ISLAMABAD: Local police are to reinvestigate an almost closed case of kidnapping-for-ransom of a girl at the request of her father.
“Sameera is now pregnant and I fear she would be killed, after she delivers the baby, by the family who had kidnapped her in July last year,” Abbas Ali, the father, said on Wednesday after meeting Inspector General of Police Bani Amin Khan.

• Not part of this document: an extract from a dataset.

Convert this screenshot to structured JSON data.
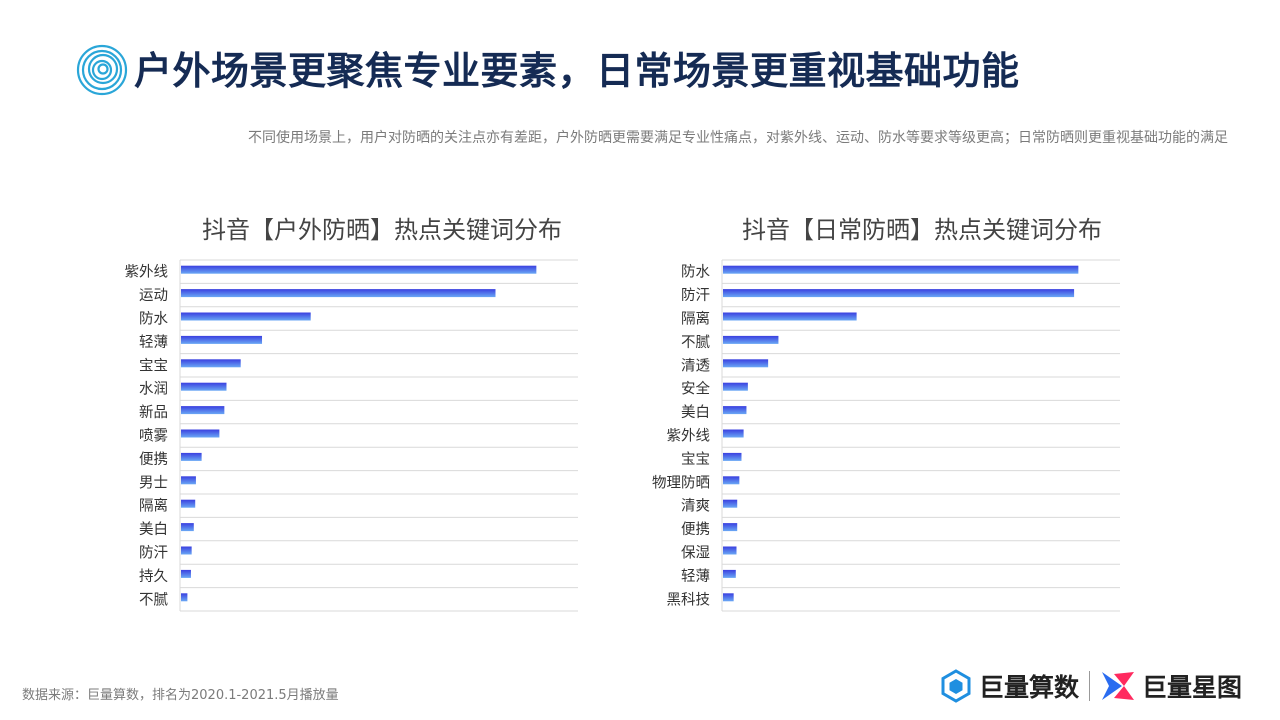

Abbas Ali had accused Sarwar Ali of Hungu, and his four sons, of not freeing his 25-year-old despite the payment of Rs1 million in ransom – against the demand of Rs7 million – and marrying her to one of the sons, 16-year-old Zeshan Ali Bangash.
A month after he filed a case of kidnapping with Shalimar police, Sameera was produced before a city magistrate.
There she stated that she wanted to go with her husband and was allowed to.
But her father argues that she said so out of fright as some 50 persons from the accused side were crowding the courtroom when she recorded her statement.
“Now that she is pregnant, she feels more threatened and wants us help her out. IG Bani Amin listened to me patiently and has asked ASI Najeeb Ullah Warraich of Ramna police to investigate anew,” said Abbas Ali.
“I have 67 video and audio cassettes to prove my charges against the culprits, including the payment of Rs1 million in ransoms,” he added.
IG Bani Amin, talking to Dawn, said that after the magistrate’s ruling, the police had nothing more to do with the case.
“But considering a father’s request, I have named an investigating officer and instructed relevant officers to satisfy the father,” the police chief said.
Meanwhile, Dr Fouzia Saeed of AASHA, an NGO working against sexual harassment, who has been studying the case believes that the father was telling the truth that Sameera was kidnapped from Islamabad and taken to Hungu.
“She is an educated girl, belonging to an educated family. One of her sisters is a doctor and another MBA. Her father is an area education officer in Islamabad. It is not possible an educated, 25-year-old girl would marry a 16-year-old boy and be (happy) in a family not highly educated,” Dr Fouzia told Dawn.